Xinhua News Flash: KTT Organisasi Kerja Sama Shanghai (SCO) 2025 akan diselenggarakan di Tianjin dari 31 Agustus hingga 1 September. Presiden Xi Jinping akan memimpin Pertemuan ke-25 Dewan Kepala Negara Negara-Negara Anggota SCO dan pertemuan “SCO Plus”, di mana beliau akan menyampaikan pidato kunci. Selama KTT, Presiden Xi juga akan menjadi tuan rumah jamuan penyambutan dan kegiatan bilateral bagi para pemimpin yang hadir.

Tianjin

Tianjin adalah kota pelabuhan utama di Tiongkok utara dengan sejarah yang kaya sebagai pelabuhan perjanjian, yang tercermin dalam perpaduan arsitektur uniknya antara konsesi bergaya Eropa dan bangunan tradisional Tiongkok. Kota ini berkembang pesat pada masa Dinasti Ming dan Qing serta menjadi pusat perdagangan dan industri modern yang penting. Saat ini, Tianjin dikenal sebagai pusat ekonomi yang ramai dan merupakan munisipalitas yang berada langsung di bawah pemerintah pusat.

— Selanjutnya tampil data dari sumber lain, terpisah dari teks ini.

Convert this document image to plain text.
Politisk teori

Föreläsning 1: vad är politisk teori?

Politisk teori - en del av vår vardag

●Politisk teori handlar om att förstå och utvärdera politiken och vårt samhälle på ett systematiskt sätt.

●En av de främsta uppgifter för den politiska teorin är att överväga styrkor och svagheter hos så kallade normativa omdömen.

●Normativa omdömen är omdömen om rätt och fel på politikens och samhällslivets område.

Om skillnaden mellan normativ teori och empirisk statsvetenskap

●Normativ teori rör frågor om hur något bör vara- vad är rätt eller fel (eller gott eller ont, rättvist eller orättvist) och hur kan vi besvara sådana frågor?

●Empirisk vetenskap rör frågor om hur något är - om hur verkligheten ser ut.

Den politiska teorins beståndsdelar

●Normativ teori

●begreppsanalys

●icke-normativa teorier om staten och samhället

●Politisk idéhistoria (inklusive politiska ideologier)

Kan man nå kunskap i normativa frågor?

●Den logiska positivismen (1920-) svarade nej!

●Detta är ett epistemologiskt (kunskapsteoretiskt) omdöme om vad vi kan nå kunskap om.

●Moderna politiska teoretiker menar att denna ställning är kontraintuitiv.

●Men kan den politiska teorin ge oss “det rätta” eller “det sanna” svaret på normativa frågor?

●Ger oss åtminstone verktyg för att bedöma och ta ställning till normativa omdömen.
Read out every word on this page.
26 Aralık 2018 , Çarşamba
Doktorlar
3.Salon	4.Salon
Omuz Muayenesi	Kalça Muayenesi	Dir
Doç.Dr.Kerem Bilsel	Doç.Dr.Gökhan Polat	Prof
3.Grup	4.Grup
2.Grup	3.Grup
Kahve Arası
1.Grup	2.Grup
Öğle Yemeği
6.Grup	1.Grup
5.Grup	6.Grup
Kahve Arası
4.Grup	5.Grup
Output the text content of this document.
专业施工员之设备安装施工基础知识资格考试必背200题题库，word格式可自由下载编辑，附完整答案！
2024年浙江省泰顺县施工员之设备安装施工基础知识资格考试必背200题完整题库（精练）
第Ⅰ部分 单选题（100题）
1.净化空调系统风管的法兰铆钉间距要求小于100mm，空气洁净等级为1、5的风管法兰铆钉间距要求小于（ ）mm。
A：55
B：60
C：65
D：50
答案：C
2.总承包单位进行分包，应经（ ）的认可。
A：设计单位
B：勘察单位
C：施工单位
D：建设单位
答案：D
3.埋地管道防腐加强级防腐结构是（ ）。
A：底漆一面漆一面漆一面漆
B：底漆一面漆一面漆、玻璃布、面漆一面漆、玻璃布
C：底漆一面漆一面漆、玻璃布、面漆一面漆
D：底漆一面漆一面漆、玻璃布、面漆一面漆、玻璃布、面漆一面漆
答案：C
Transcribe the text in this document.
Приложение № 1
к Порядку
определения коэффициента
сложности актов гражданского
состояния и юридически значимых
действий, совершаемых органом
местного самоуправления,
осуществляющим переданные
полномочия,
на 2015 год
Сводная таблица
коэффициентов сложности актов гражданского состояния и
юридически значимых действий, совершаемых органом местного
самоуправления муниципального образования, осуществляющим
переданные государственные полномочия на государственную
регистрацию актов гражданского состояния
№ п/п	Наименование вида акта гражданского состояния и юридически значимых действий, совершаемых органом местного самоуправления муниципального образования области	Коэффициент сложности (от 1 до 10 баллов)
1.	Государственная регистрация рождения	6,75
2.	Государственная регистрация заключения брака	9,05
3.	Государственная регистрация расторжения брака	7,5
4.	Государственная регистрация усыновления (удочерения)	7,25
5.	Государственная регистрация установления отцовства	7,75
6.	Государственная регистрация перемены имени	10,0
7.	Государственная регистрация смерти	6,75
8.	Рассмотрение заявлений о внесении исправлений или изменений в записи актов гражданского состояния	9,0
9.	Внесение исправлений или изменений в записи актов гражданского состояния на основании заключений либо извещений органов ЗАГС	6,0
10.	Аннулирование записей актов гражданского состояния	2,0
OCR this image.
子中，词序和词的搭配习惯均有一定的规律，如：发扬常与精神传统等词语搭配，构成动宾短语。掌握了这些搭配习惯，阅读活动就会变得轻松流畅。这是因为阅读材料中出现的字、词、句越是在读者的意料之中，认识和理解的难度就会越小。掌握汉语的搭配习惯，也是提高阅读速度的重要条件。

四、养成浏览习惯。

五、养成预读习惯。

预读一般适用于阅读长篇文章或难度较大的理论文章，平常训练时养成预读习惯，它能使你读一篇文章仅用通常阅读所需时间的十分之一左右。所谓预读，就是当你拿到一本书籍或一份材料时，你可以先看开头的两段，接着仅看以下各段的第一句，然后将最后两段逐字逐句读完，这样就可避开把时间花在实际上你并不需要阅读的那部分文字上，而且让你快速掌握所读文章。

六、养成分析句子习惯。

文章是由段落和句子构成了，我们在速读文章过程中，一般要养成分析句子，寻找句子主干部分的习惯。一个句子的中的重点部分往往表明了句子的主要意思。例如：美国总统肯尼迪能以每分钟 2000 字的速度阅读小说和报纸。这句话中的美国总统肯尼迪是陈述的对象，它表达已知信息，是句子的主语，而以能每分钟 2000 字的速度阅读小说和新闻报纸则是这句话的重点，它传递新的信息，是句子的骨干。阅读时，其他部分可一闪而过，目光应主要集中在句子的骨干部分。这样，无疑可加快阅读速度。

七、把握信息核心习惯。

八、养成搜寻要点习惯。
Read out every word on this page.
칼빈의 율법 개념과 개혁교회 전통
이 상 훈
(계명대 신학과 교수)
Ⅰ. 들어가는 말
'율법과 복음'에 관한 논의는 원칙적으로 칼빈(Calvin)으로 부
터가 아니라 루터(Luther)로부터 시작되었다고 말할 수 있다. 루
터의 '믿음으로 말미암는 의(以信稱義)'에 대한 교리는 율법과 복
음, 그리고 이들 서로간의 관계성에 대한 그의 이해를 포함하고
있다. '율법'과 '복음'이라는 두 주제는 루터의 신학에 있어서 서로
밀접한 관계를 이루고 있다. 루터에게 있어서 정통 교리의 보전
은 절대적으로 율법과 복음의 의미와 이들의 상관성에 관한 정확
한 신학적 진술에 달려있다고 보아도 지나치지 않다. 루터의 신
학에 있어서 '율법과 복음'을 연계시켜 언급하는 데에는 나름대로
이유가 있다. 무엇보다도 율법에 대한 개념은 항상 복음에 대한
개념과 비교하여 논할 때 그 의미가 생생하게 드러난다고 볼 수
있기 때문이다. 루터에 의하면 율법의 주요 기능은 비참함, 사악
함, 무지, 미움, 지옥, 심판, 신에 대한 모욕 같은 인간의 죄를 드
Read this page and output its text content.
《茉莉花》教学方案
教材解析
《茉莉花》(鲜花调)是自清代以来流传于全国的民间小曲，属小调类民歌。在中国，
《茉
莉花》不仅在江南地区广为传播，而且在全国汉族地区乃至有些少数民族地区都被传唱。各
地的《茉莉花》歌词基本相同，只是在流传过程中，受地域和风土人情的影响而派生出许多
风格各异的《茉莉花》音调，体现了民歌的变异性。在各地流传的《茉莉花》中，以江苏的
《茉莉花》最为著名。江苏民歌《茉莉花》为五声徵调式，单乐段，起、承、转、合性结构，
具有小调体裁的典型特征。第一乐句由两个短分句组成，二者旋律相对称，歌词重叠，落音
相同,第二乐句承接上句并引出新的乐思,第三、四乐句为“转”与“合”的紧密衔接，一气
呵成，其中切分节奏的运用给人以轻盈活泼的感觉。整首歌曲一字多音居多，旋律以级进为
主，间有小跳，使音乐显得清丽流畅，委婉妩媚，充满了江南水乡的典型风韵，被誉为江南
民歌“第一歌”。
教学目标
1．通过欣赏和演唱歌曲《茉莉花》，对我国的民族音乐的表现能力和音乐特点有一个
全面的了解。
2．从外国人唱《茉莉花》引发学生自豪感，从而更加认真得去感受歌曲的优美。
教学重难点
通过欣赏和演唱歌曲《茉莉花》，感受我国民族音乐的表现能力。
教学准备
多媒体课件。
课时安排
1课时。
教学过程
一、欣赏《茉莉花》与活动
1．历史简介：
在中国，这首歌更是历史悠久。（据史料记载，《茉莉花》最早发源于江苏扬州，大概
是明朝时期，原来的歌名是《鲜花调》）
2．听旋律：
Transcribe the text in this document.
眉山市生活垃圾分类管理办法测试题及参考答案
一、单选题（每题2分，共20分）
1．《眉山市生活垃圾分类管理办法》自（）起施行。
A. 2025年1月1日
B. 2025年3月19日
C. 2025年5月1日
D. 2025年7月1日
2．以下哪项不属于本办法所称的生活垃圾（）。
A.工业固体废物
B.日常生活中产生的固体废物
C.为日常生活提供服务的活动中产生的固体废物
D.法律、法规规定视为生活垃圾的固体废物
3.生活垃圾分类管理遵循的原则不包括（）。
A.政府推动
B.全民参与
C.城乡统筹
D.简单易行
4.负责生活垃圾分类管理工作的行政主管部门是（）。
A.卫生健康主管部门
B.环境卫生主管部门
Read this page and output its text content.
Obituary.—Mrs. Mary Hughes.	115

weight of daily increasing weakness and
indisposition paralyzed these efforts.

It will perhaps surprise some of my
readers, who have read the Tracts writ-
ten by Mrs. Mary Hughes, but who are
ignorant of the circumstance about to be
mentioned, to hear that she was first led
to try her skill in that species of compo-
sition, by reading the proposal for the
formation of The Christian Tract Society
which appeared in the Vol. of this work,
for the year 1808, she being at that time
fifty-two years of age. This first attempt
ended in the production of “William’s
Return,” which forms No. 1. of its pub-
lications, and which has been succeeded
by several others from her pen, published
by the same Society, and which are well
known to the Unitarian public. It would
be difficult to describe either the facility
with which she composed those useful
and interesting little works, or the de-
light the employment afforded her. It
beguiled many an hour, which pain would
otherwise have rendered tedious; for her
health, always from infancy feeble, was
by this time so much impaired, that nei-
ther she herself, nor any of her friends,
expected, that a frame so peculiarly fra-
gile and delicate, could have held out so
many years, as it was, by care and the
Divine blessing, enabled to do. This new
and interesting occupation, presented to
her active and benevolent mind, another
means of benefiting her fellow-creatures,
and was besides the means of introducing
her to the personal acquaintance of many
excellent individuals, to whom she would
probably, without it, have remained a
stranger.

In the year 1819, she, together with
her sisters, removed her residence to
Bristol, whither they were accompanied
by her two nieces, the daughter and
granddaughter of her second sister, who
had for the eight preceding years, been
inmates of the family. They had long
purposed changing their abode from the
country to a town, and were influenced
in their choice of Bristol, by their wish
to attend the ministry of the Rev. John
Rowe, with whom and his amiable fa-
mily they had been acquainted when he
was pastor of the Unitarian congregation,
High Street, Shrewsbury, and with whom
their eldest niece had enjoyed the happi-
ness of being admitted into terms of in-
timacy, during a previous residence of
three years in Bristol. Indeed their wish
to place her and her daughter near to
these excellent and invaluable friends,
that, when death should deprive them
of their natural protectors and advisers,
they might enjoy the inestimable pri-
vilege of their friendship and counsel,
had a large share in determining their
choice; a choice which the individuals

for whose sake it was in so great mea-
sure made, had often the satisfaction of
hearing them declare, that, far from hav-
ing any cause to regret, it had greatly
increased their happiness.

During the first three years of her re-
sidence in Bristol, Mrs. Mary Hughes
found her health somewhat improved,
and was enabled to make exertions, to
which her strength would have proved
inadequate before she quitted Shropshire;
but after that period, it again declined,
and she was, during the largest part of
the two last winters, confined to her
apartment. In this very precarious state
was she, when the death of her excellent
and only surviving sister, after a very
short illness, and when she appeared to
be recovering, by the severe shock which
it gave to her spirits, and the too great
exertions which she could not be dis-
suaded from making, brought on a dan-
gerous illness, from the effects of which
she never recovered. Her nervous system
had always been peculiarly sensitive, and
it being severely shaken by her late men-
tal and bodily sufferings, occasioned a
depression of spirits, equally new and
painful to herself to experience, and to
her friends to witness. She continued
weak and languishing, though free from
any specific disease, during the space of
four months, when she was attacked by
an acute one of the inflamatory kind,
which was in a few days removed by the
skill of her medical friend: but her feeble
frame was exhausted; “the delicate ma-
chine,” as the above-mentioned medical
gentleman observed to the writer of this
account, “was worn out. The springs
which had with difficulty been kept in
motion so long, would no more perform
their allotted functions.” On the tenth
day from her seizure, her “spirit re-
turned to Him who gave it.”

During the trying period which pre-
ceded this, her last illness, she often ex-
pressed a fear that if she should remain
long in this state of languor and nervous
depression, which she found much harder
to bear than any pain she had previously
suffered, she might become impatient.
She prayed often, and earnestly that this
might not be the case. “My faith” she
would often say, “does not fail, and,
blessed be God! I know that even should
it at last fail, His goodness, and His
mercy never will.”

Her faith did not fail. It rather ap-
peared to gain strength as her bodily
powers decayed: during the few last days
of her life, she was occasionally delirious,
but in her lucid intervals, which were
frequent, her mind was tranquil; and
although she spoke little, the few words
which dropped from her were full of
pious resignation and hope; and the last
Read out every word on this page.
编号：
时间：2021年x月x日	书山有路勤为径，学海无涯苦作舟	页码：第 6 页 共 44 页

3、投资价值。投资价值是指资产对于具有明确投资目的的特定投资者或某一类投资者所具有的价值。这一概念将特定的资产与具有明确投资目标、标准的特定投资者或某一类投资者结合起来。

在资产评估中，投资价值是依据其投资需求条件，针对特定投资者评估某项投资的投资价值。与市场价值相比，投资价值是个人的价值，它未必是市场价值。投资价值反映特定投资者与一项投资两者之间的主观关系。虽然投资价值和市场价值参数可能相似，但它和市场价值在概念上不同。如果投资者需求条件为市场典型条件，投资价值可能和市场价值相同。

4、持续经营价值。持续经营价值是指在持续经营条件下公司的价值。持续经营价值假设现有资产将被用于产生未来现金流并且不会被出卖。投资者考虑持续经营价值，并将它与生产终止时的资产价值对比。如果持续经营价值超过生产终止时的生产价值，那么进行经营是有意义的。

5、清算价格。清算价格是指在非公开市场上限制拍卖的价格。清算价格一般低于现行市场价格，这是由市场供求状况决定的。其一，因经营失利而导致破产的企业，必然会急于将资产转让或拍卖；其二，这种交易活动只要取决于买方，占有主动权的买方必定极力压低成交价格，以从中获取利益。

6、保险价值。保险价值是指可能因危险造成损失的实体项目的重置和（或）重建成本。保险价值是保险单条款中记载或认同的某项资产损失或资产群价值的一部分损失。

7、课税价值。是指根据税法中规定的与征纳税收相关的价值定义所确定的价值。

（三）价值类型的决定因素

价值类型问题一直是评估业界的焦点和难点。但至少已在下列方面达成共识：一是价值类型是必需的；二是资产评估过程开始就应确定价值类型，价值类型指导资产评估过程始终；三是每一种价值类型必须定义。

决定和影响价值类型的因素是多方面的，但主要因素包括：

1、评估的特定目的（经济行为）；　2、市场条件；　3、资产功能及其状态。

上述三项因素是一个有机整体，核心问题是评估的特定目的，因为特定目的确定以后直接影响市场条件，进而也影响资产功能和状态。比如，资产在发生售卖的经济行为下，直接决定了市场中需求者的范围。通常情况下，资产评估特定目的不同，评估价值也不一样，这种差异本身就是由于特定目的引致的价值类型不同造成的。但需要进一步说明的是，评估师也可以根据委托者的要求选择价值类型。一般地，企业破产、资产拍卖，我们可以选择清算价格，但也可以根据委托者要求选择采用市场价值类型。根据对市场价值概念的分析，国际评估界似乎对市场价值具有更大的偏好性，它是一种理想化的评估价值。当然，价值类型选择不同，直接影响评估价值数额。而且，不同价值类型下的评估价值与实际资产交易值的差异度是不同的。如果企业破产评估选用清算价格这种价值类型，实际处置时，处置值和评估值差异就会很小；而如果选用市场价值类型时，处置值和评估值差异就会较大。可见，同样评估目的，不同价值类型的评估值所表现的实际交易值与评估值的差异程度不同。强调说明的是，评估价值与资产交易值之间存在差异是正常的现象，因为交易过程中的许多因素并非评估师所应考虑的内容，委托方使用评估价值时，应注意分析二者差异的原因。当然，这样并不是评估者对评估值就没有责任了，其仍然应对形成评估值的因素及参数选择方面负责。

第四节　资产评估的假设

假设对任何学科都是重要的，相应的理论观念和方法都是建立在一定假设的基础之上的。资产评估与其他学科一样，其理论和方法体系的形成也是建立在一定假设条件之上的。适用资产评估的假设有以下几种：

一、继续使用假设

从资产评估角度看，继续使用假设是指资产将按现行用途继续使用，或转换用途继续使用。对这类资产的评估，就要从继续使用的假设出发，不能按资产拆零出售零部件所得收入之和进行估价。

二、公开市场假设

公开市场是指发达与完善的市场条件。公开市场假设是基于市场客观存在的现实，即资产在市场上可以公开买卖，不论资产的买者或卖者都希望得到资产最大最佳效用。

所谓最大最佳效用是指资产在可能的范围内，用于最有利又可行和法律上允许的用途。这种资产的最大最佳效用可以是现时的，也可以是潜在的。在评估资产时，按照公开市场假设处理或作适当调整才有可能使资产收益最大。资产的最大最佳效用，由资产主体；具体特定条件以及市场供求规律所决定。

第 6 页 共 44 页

KTT Organisasi Kerja Sama Shanghai

KTT Organisasi Kerja Sama Shanghai (SCO) adalah pertemuan tahunan aliansi politik, ekonomi, dan keamanan Eurasia yang awalnya dibentuk pada 2001 oleh Tiongkok, Rusia, dan empat negara Asia Tengah. KTT ini berfungsi sebagai forum bagi negara-negara anggota untuk membahas dan mengoordinasikan isu-isu kepentingan bersama. Sejarahnya mencerminkan pergeseran fokus dari penyelesaian sengketa perbatasan ke kerja sama regional yang lebih luas dan upaya kontra-terorisme.

Dewan Kepala Negara

Dewan Kepala Negara adalah badan tertinggi Organisasi Kerja Sama Shanghai (SCO). Dewan ini bertemu setiap tahun untuk menetapkan agenda prioritas, mengarahkan kebijakan, dan membuat keputusan strategis utama bagi organisasi. Pertemuan ini dihadiri oleh para pemimpin dari semua negara anggota SCO.

SCO Plus

SCO Plus (SCO+) adalah format dialog yang diperluas yang mencakup negara-negara anggota inti Eurasia bersama dengan negara-negara pengamat dan mitra dialog. Format ini dibentuk untuk meningkatkan kerja sama di bidang keamanan regional, ekonomi, dan budaya, yang dibangun di atas fondasi SCO asli yang dibuat pada 2001. Kerangka kerja “Plus” ini memungkinkan keterlibatan multilateral yang lebih luas dengan negara-negara yang tertarik pada tujuan organisasi.